Folha de S. Paulo


Estímulo fiscal com protecionismo, como quer Trump, é insustentável

Yin Bogu - 27.jan.17/Xinhua
(170127) -- WASHINGTON D.C., enero 27, 2017 (Xinhua) -- El presidente estadounidense, Donald Trump, pronuncia un discurso durante una conferencia de prensa conjunta con la primera ministra de Reino Unido, Theresa May, en la Casa Blanca en Washington D.C., Estados Unidos de América, el 27 de enero de 2017. El presidente de Estados Unidos, Donald Trump, indicó el viernes que aún es
O presidente dos Estados Unidos, Donald Trump

Da véspera da eleição norte-americana até o fim da semana passada, as Bolsas nos EUA subiram fortemente: 7% pelo índice S&P 500 e quase 10% pelo mais tradicional índice Dow Jones. O mercado acionário não deixou dúvida sobre sua avaliação positiva do governo Trump.

Parte da história parece decorrer da perspectiva de um pacote de estímulo fiscal, ancorado principalmente na redução de impostos (em particular os incidentes diretamente sobre as empresas).

Espera-se que, em resposta a isso, a atividade ganhe fôlego adicional e que os lucros (pós-impostos) aumentem, trazendo consigo os preços das ações, que refletem exatamente as expectativas de lucros futuros, devidamente descontados à taxa de juros em vigor na economia.

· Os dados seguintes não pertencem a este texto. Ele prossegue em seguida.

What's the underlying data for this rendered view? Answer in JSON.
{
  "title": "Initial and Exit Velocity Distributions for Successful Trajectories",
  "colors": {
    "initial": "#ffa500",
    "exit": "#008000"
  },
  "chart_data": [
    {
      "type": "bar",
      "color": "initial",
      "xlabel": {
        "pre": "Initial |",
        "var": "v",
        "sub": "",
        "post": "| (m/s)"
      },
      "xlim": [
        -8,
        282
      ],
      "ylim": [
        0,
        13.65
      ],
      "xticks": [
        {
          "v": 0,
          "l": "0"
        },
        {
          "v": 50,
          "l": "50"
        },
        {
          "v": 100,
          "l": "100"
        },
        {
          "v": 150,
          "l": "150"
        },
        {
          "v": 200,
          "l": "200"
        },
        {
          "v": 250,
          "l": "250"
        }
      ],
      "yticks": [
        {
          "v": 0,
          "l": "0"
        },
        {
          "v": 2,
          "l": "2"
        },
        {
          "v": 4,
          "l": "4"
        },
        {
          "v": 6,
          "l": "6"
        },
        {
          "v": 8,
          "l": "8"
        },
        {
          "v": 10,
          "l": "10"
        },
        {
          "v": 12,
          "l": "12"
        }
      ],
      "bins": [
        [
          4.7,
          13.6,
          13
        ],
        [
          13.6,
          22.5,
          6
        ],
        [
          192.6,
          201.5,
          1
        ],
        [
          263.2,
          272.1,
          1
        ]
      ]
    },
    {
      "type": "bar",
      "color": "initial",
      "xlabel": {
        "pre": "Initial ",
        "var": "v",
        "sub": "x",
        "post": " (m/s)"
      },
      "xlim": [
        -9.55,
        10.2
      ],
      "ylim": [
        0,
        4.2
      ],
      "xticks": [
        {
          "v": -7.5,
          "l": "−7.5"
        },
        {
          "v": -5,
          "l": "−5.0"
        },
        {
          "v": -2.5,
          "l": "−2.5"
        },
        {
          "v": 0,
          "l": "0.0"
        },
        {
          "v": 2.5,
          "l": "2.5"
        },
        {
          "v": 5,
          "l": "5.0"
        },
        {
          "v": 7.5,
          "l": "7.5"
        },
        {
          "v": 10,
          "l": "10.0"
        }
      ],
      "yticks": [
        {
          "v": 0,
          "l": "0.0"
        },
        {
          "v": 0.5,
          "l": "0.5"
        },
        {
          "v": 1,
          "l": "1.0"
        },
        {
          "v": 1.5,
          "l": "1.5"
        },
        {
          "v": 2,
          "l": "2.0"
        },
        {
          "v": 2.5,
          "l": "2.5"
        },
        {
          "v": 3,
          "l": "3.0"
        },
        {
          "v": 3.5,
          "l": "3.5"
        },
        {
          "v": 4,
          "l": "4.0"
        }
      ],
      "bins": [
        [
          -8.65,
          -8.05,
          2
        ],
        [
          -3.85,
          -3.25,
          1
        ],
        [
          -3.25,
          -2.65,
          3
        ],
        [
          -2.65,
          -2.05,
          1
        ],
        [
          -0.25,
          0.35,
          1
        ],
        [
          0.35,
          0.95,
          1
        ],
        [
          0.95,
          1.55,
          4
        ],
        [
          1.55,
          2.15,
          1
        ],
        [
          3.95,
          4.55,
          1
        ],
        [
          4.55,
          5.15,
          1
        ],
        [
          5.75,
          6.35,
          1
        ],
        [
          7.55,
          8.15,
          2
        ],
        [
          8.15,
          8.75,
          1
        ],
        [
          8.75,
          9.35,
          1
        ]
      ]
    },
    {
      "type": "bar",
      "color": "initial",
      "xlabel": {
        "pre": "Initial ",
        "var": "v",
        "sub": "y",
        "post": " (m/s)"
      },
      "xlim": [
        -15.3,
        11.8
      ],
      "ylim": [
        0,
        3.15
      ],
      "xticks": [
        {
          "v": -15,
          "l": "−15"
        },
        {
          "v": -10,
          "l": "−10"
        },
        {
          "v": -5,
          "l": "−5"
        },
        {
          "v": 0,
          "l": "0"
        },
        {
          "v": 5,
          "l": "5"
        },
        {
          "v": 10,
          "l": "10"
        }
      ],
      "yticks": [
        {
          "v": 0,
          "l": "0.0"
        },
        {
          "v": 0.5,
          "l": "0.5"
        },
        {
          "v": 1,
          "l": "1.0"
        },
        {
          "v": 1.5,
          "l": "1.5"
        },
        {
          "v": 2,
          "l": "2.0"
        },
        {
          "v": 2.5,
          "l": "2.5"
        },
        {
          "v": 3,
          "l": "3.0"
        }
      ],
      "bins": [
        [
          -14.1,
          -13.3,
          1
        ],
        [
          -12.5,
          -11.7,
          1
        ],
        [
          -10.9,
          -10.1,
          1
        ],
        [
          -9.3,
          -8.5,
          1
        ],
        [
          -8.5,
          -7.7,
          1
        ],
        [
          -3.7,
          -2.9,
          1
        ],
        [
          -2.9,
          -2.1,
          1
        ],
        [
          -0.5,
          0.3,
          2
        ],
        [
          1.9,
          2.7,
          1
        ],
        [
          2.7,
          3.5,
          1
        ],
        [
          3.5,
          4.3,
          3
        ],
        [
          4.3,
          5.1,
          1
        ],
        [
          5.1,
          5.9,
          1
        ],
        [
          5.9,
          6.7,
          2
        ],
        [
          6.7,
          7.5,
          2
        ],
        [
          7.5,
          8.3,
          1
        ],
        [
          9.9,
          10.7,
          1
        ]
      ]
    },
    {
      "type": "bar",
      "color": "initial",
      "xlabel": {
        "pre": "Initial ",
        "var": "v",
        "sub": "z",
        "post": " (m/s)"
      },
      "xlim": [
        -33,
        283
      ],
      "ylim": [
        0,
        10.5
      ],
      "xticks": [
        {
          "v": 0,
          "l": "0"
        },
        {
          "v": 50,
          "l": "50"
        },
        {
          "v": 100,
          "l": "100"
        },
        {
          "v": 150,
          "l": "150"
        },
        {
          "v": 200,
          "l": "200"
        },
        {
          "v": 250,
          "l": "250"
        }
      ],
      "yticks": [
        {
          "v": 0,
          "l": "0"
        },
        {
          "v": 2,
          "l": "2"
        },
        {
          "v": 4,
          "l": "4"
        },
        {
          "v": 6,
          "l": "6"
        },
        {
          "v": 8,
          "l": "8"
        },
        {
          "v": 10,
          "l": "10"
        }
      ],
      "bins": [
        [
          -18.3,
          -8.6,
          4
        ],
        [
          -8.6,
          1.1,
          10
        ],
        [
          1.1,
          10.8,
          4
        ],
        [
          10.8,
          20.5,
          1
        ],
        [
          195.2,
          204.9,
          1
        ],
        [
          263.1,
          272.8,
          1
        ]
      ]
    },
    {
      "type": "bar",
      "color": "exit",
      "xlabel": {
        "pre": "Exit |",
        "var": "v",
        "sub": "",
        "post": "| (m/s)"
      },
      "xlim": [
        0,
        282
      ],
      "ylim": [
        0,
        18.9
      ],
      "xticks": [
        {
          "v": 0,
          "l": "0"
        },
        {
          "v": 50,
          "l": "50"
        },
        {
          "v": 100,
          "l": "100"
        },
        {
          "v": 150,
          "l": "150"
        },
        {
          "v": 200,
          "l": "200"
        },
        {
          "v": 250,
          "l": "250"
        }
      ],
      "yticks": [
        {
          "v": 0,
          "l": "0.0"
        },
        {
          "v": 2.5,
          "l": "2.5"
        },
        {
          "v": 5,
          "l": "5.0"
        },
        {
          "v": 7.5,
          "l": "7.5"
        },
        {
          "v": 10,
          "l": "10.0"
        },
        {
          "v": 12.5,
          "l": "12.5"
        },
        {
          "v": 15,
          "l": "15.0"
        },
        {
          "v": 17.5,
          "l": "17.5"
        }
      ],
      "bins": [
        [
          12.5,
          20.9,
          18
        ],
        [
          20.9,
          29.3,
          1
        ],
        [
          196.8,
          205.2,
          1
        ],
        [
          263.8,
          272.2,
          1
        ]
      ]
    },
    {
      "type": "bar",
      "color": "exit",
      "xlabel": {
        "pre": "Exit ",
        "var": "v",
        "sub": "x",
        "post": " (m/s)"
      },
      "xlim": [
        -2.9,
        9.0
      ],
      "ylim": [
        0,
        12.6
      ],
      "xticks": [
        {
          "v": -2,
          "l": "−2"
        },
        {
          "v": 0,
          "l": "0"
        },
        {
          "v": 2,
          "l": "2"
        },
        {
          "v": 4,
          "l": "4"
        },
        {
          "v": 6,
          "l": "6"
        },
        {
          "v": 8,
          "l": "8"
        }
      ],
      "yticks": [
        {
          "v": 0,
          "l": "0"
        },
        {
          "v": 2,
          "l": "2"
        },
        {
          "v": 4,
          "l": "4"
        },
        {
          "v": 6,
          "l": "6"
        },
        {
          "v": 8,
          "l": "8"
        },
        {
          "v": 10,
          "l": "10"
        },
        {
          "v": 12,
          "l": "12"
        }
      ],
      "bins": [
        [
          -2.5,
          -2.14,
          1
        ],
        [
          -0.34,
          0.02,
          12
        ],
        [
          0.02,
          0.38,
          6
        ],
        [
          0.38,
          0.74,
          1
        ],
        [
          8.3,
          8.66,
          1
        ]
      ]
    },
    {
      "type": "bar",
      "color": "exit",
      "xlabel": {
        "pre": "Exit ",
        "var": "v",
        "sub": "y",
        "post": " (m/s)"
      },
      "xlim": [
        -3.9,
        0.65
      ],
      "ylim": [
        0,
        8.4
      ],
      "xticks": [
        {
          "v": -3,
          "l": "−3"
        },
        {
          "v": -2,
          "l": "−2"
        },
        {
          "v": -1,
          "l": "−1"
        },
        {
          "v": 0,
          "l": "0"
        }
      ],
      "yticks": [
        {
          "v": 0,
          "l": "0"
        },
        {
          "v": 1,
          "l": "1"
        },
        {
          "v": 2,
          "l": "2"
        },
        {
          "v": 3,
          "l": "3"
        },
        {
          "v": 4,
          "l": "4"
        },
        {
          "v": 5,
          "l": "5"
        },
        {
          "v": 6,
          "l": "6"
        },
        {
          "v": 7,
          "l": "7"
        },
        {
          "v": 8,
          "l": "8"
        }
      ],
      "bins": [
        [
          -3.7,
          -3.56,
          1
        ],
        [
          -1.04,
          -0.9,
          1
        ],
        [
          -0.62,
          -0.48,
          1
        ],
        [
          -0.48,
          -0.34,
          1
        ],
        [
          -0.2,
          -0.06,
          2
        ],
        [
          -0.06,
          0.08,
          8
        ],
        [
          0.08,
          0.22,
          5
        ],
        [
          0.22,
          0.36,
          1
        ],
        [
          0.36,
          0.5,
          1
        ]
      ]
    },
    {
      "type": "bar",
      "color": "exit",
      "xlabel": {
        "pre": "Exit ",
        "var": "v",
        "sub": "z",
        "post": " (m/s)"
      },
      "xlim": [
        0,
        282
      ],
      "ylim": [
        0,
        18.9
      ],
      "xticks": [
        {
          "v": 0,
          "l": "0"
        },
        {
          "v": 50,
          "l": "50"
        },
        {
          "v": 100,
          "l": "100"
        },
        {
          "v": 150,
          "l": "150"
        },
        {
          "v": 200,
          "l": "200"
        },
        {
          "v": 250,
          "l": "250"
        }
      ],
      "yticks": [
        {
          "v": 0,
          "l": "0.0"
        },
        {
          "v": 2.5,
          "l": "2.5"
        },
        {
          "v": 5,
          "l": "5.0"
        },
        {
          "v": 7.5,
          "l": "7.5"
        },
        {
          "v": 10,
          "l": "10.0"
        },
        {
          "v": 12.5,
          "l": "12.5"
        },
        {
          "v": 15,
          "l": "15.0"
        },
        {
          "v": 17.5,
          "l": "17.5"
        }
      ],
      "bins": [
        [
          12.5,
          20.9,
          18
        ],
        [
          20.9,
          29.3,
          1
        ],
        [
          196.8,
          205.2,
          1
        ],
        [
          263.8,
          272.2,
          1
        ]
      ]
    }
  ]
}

Outra parte da história, assemelhada, aparenta resultar do lucro adicional esperado caso a competição das importações seja, de fato, substancialmente reduzida. O aumento da demanda interna, casado com restrições às importações, faria com que as empresas domésticas pudessem elevar suas margens, fenômeno que também colaboraria para o aumento do valor das empresas.

É claro que não houve nenhum anúncio oficial dessas medidas. No entanto, considerando os acontecimentos da primeira semana de governo, entendo que levar os anúncios de campanha a sério é uma atitude bastante sensata.

Isso posto, conforme tive a oportunidade de explorar emcoluna anterior, a métrica do mercado para avaliar uma política é bastante específica: ele as avalia constantemente pela ótica do preço dos ativos.

Já o público as julgará por outros critérios, em particular se haverá melhora de bem-estar para a maioria dos eleitores: caso seja esse o caso, as políticas (junto com o governo que as adotou) continuam; senão, não.

Minha preocupação, no caso, é com a sustentabilidade dessas políticas, isto é, se poderão ser mantidas, ou se, em algum momento, será necessária uma correção. Eu me inclino para a segunda opção.

O estímulo fiscal ocorre em ambiente peculiar. A economia americana opera próxima ao pleno emprego. A medida tradicional de desemprego aponta para uma taxa de 4,7% em dezembro do ano passado, bastante próxima da observada antes da Grande Recessão.

Medidas alternativas, que levam em conta desalento e trabalho parcial, entre outros fenômenos, sugerem um pouco mais de folga no mercado de trabalho, mas não muita, e vêm em queda mais rápida do que a versão tradicional.

Sob tais circunstâncias, as pressões inflacionárias, modestas hoje, devem aumentar, levando a uma normalização mais acelerada da taxa de juros.

Embora deva deixar claro que não se trata de algo necessariamente ruim neste exato momento, há riscos consideráveis caso essas políticas se cristalizem, impedindo uma reação rápida quando as circunstâncias (desemprego e inflação principalmente) mudarem.

A combinação de estímulo fiscal com protecionismo é nossa velha conhecida: mantida por muito tempo, deverá elevar a inflação e, consequentemente, também os juros, valorizando o dólar ante as demais moedas, por um lado, e piorando a evolução da dívida pública, por outro.

São, em suma, políticas insustentáveis, como aprendemos por experiência própria, mas cujos efeitos serão sentidos em escala global. Lá, como aqui, também terão que ser corrigidas.